Her shifts online hadn’t gone any faster than they normally did, and the clients she was remotely connecting to weren’t any less confused or inclined to have lost their logins and passwords or to have installed random, unnecessary malware onto their computers without really knowing why they’d done it, but nevertheless Ally McIntyre was irrefutably happier.
On Tuesday, after the particular battery she needed for Jamie’s toy repair had arrived in the mail, she’d spent the evening checking the tiny circuitry, cleaned the corrosion off the battery contact point, and proceeded to make an extraordinary discovery that had made her clasp a hand over her mouth in amazement. She decided to keep her discovery to herself until Jamie was there for the big reveal.
Ally loved repair reveals at the repair shed, when clients were re-united with those extra special projects that might have taken a while to restore, or were items of especial sentimental value. She’d have to wait until a repair café Saturday for that.
They’d had no reason to see each other since their walk to the Nithy Brig, and Jamie hadn’t stumbled her way in search of any other local landmarks.

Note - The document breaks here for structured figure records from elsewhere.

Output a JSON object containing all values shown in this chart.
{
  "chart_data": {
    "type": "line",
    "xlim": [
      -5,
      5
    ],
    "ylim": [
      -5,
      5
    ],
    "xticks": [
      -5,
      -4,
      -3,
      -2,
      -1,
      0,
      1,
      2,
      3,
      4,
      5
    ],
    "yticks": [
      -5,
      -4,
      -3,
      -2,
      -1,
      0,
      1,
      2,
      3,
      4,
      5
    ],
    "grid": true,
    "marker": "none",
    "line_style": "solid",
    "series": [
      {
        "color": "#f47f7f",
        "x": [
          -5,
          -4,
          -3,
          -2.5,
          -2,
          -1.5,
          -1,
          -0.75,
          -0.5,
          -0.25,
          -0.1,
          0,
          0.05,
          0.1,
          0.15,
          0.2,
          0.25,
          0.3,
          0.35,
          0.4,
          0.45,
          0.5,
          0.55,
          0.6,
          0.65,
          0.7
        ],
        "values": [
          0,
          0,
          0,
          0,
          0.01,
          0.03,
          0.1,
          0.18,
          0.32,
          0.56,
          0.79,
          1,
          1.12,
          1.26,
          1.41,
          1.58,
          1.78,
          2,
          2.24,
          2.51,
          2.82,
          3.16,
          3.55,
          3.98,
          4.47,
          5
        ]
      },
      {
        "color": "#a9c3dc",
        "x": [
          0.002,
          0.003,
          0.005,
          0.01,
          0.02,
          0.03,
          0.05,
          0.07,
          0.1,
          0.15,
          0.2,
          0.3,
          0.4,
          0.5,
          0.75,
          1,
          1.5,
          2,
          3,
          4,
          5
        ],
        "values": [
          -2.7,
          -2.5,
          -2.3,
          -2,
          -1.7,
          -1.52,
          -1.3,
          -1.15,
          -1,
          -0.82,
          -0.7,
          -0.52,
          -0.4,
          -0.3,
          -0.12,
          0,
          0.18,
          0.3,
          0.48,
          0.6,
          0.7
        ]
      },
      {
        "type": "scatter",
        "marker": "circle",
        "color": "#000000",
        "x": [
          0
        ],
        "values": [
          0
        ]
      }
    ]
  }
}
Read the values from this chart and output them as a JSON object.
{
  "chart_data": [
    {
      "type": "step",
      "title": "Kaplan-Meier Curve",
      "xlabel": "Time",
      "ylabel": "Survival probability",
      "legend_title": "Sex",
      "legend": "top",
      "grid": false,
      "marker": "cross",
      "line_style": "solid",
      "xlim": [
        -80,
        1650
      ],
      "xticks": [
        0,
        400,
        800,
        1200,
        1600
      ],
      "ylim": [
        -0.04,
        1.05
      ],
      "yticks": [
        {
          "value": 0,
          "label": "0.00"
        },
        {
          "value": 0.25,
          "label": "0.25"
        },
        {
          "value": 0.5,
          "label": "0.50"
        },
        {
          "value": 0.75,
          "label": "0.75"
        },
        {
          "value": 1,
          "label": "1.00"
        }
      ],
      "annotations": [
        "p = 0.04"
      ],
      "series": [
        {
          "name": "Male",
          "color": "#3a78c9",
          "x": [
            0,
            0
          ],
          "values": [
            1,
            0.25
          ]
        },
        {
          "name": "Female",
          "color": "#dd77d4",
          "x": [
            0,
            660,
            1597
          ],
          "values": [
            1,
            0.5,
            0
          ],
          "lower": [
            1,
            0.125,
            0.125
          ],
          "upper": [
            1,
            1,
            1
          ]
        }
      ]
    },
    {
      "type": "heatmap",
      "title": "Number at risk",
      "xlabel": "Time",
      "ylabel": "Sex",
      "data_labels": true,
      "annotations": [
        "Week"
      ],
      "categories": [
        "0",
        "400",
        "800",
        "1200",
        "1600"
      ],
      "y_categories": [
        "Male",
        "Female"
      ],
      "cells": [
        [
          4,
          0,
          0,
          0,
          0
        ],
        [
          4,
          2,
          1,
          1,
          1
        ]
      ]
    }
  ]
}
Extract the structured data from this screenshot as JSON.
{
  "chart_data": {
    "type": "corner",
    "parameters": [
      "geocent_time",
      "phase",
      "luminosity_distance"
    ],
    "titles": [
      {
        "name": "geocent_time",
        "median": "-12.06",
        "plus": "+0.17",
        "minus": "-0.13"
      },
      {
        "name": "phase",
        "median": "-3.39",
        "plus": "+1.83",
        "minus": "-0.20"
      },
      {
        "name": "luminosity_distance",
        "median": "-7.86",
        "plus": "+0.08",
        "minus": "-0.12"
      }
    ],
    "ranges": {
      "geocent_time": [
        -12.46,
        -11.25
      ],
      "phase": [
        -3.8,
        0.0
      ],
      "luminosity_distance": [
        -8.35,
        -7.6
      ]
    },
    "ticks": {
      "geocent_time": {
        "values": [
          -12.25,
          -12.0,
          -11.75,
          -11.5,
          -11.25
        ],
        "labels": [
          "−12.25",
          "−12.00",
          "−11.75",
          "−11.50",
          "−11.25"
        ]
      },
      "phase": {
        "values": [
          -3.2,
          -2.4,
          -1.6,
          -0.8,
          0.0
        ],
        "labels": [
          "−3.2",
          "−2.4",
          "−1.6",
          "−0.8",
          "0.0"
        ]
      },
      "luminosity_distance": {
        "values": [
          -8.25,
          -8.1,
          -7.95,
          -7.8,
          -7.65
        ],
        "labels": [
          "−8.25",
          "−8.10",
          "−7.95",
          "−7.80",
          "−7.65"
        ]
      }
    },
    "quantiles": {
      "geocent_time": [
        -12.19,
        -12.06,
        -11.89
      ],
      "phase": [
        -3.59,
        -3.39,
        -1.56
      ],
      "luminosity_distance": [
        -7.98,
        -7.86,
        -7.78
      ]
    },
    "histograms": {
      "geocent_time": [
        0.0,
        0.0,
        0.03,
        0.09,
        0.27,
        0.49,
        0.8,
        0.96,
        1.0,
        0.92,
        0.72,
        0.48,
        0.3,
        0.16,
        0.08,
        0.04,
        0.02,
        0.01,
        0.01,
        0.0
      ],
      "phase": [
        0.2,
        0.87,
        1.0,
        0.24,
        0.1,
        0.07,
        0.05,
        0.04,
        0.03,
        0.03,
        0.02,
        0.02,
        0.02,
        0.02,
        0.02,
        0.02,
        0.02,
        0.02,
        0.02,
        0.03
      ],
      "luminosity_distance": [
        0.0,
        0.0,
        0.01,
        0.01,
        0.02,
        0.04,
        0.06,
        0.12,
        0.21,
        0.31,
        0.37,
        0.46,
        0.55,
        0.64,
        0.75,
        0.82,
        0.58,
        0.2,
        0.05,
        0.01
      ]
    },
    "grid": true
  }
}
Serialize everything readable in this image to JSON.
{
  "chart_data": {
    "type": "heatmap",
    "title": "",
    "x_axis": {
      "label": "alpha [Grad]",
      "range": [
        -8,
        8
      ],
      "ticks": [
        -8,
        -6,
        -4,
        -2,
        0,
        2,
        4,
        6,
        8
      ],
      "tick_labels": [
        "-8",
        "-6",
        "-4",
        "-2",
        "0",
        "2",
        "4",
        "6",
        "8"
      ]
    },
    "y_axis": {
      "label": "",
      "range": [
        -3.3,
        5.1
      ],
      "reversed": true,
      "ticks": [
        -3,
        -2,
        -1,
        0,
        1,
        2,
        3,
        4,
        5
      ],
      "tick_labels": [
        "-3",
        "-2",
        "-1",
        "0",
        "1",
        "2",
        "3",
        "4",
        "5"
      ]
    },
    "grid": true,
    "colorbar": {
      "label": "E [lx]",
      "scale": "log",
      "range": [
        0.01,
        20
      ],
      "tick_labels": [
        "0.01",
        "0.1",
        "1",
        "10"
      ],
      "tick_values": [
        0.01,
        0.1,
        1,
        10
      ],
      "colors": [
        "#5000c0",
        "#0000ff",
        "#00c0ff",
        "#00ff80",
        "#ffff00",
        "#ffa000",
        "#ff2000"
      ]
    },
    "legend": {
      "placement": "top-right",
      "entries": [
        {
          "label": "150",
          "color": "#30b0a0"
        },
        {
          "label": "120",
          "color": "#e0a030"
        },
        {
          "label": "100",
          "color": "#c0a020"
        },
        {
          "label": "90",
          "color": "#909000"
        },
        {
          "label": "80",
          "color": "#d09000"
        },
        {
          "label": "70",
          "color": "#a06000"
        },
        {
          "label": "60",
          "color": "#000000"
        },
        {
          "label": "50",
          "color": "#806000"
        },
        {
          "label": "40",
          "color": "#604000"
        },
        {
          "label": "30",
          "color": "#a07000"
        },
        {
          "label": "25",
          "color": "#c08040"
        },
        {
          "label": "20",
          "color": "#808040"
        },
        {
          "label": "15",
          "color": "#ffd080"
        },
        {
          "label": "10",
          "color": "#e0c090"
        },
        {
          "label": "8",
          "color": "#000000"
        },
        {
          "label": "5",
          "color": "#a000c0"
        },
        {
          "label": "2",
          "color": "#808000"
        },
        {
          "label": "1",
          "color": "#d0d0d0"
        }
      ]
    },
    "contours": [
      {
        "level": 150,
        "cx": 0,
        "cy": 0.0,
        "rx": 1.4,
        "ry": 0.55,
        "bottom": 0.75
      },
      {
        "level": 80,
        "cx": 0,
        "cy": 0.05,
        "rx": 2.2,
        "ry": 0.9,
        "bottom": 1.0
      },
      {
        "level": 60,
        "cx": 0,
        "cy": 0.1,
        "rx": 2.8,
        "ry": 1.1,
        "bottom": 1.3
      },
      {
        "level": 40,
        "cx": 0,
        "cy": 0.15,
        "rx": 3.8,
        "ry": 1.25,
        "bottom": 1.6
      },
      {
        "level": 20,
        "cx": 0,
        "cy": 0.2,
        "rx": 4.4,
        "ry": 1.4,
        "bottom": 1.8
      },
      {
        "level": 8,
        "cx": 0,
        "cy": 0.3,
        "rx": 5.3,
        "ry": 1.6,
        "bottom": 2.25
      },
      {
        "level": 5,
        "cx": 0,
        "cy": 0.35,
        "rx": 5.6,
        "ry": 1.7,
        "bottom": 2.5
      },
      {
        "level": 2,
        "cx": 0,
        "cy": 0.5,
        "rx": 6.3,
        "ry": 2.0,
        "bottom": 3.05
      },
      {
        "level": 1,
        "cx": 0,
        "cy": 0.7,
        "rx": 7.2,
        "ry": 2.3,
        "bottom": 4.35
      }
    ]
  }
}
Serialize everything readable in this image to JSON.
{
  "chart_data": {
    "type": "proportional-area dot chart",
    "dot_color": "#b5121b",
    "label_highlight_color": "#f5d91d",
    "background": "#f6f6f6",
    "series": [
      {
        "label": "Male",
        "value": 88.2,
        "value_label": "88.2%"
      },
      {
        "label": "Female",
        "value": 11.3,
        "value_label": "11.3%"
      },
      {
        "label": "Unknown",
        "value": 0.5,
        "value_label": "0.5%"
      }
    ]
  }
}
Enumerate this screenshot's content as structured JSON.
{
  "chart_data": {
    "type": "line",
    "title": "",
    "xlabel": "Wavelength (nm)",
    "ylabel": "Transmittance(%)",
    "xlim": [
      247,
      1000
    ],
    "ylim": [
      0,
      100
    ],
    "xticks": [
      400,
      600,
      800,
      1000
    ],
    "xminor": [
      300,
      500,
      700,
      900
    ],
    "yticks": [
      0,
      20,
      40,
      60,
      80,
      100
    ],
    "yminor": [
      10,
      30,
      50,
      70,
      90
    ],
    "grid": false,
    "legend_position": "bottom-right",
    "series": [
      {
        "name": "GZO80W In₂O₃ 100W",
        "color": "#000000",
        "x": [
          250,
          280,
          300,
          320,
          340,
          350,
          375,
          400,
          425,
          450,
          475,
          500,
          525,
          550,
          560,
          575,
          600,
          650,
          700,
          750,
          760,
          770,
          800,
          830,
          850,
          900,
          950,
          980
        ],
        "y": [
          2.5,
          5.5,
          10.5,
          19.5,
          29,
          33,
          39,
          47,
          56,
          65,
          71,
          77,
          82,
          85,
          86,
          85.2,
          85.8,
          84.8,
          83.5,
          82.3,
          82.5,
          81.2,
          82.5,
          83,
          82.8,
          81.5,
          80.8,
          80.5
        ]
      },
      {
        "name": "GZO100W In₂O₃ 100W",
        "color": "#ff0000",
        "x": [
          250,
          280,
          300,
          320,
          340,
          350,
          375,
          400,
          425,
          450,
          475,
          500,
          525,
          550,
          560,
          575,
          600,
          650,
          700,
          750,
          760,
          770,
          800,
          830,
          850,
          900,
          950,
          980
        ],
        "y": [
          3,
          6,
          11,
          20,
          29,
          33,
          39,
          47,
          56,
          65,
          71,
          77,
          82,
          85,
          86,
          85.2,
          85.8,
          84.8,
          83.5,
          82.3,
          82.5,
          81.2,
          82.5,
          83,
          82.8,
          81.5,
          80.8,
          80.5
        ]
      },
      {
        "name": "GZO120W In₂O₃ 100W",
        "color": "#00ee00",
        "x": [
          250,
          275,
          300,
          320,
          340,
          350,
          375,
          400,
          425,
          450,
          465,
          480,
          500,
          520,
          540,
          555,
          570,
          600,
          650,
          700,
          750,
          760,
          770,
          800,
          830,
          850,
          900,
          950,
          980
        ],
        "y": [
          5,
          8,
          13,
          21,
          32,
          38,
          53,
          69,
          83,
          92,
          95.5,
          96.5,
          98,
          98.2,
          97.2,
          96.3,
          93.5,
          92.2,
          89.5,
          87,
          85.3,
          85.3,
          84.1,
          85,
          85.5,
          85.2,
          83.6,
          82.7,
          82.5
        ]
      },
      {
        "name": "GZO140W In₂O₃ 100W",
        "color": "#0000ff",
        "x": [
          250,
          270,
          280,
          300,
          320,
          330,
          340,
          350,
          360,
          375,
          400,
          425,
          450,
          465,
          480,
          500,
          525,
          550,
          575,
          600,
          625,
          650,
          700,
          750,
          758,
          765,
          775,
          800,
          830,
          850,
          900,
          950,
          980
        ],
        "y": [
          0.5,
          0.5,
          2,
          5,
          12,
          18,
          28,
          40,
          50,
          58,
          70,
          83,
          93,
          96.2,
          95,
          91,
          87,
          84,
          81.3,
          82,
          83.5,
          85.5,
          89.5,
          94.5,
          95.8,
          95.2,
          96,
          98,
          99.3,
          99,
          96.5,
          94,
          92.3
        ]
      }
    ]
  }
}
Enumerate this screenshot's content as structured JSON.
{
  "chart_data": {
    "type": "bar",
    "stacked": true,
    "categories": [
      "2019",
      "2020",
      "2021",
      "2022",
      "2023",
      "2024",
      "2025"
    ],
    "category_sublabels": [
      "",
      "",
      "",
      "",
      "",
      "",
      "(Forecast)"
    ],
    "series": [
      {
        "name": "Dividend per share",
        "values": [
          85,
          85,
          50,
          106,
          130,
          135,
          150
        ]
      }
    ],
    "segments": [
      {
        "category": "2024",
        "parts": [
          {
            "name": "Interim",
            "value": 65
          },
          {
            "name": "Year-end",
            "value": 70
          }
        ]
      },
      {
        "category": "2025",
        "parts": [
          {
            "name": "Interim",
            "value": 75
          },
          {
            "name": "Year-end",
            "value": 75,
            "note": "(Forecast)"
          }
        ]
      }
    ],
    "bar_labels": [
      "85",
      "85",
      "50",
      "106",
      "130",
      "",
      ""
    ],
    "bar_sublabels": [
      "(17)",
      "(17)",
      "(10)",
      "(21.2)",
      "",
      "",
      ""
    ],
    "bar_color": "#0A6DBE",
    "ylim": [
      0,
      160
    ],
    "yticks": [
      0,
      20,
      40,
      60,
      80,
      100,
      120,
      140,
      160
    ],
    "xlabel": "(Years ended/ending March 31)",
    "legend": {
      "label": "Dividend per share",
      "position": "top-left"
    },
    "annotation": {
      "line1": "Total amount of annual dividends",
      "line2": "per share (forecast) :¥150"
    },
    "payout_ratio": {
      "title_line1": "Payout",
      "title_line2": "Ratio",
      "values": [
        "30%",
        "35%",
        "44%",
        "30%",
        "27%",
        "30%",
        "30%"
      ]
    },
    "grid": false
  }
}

Still, after her morning’s work, come clocking-out, and not a second after, she’d rip her headset off and – having checked for email responses to her job applications (there were never any) – decide each day that a walk was what she needed.
On Wednesday, Ally found herself wandering through the town and past the police station, for no reason other than her love of dodging the slow-moving tourists on the pavements and finding every shop stuffed to the gunnels with out-of-towners who’d come in by the coachload. She told herself she had no intention of bumping into anyone in particular, whether accidentally or entirely on purpose.